Podstawą mojej działalności są poszukiwania genealogiczne obejmujące tereny dawnej Galicji (obecnie Krakowa, Małopolski, Podkarpacia, Ukrainy), województwa lubelskiego, świętokrzyskiego i terenów Radomia.
Również prowadzę z powodzeniem kwerendy w archiwach i bibliotekach rosyjskich, białoruskich, francuskich i szwajcarskich.
Jeżeli chcecie Państwo poznać losy swojej rodziny, dowiedzieć się czegoś więcej o historii przodków, a niestety nie macie możliwości i czasu, zapraszam do zapoznania się z poniższą ofertą.
Kwarenda genealogiczne dostosowuję do oczekiwań klienta, wszystkie przedsięwzięcia genealogiczne są uzgadniane na bieżąco.
Jeśli sytuacja tego wymaga to po uzgodnieniu ze zleceniodawcą jadę do poszczególnych archiwów celem zrobienia kwarendy.

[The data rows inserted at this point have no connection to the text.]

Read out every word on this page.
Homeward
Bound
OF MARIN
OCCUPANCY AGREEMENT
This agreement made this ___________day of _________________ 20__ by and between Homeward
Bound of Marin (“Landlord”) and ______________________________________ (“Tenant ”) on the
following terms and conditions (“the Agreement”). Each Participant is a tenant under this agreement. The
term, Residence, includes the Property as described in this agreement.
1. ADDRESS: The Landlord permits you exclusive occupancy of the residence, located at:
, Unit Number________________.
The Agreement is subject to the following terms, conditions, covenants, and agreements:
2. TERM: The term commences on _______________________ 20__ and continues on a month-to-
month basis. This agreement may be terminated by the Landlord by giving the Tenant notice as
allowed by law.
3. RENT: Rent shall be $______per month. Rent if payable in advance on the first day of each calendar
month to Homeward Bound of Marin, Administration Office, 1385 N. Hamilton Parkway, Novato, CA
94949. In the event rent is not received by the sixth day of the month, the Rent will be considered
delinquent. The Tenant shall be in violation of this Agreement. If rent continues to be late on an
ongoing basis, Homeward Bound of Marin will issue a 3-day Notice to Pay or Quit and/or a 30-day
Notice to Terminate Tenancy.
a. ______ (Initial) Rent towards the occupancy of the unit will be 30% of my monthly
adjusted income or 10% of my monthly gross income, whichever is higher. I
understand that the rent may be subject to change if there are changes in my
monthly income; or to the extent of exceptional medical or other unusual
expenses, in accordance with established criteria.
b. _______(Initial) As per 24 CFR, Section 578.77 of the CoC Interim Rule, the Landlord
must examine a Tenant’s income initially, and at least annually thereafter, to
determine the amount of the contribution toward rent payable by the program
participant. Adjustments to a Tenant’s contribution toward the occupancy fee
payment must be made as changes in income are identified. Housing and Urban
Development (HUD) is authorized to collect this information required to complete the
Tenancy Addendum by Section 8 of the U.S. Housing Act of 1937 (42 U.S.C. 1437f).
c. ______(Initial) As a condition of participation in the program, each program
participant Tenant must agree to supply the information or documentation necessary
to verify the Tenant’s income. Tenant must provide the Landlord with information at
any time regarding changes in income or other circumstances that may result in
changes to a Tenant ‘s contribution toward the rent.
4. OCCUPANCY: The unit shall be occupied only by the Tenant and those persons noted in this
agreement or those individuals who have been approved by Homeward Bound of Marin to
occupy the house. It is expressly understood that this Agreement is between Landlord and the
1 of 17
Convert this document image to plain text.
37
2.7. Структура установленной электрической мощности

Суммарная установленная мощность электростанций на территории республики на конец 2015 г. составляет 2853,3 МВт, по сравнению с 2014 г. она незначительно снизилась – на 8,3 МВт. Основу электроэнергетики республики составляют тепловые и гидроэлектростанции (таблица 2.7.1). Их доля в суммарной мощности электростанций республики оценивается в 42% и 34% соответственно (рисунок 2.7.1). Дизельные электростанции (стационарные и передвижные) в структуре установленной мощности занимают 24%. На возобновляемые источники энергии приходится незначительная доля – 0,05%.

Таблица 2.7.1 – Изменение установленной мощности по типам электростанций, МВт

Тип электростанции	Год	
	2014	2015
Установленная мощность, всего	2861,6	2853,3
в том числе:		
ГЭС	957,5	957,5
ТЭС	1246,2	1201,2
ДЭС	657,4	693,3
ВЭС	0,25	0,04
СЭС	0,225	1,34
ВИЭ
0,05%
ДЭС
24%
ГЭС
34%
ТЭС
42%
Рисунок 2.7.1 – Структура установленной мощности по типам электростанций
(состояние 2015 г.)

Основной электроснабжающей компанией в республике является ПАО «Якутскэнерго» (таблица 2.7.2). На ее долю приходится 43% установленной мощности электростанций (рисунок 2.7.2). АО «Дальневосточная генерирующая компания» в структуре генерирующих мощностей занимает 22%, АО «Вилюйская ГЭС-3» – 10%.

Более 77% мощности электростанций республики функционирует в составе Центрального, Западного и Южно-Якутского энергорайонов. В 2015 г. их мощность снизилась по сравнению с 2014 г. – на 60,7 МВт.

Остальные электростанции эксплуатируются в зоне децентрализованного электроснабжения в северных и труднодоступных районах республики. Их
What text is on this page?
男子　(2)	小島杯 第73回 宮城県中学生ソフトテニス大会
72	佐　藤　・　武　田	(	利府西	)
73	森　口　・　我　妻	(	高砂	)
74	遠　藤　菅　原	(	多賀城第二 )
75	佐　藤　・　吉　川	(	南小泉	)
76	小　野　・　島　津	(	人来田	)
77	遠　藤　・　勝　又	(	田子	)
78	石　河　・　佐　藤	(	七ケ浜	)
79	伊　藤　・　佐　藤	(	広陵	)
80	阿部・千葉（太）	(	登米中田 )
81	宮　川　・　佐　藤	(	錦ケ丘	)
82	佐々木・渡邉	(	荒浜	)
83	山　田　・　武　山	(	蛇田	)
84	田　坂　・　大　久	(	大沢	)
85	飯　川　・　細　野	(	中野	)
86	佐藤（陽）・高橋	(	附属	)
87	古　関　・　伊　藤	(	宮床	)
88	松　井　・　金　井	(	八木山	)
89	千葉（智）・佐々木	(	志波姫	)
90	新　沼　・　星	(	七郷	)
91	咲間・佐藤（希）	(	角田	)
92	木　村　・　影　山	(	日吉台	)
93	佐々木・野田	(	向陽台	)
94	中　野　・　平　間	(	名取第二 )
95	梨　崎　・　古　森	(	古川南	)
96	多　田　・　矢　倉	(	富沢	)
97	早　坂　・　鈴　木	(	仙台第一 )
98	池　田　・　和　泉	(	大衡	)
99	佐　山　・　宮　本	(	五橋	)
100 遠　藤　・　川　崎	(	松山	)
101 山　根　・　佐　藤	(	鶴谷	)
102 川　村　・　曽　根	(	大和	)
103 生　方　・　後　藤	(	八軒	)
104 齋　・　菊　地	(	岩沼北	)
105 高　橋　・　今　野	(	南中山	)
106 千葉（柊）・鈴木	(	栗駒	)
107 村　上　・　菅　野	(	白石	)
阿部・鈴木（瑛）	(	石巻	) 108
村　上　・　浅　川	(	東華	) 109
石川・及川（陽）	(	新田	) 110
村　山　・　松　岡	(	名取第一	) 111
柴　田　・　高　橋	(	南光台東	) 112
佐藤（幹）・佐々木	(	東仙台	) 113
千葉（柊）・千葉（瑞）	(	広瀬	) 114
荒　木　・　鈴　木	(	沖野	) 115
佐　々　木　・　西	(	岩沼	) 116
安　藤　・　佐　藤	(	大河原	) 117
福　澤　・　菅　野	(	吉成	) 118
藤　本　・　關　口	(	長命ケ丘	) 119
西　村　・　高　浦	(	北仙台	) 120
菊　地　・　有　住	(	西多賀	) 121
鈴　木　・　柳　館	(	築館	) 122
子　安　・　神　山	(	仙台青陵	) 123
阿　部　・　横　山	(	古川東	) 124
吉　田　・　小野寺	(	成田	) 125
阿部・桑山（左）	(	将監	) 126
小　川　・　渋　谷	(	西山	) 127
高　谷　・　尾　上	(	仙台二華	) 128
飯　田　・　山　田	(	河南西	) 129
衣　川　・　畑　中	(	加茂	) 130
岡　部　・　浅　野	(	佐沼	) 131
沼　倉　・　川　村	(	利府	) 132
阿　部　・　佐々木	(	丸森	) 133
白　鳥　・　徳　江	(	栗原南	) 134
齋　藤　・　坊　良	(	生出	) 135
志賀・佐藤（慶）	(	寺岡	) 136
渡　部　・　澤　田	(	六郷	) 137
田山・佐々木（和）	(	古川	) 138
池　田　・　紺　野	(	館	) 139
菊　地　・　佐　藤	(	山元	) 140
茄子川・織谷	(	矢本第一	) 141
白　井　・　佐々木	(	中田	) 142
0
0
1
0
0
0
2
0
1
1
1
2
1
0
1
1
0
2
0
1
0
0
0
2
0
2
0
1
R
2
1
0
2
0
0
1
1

Kwarenda również obejmują źródła poza archiwalne, do moich obowiązków również należy szczegółowa wizyta na lokalnym cmentarzu.
O ile jest to możliwe, staram się wyszukać wszystkie informacje, które przenoszą poszukiwania o poziom wyżej od tych skupiających się jedynie na metrykach.
Jestem za tym, żeby korzystać ze źródeł poza metrykalnych, czyli takich, które pokażą w szerszym obiektywie historię badanej rodziny. Dzięki takim poszukiwaniom spektrum badania historii rodziny zyskuje nowe możliwości i efekt finalny jest jeszcze bardziej interesujący.
Podstawowa oferta to 100 PLN za godzinę kwarendy w archiwach i tłumaczenie aktów metrykalnych i źródeł.
Do tego należy wziąć pod uwagę koszt dojazdu (w przypadku wyjazdu do parafii oraz Archiwum Państwowego lub Diecezjalnego) oraz koszty związane z opłatą za korzystanie z zasobów na miejscu. W zależności od Archiwum są to sumy rzędu od 10 do 20 PLN za godzinę.
Określenie całościowego koszt będzie więc możliwe, jedynie po uzgodnieniu zakresu indywidualnej kwarendy.
Równocześnie będąc przewodnikiem turystycznym od 27 lat towarzyszę ludziom, którzy zainteresowani podróżą "śladami przodków". Do tego celu opracowuję program indywidualny uwzględniając zwiedzanie miejsc rodowego gniazda rodziny i wyciągnięcie z tego „gniazda” na tyle dużo informacji, żeby ulepić z nich prawdziwy wywód przodków.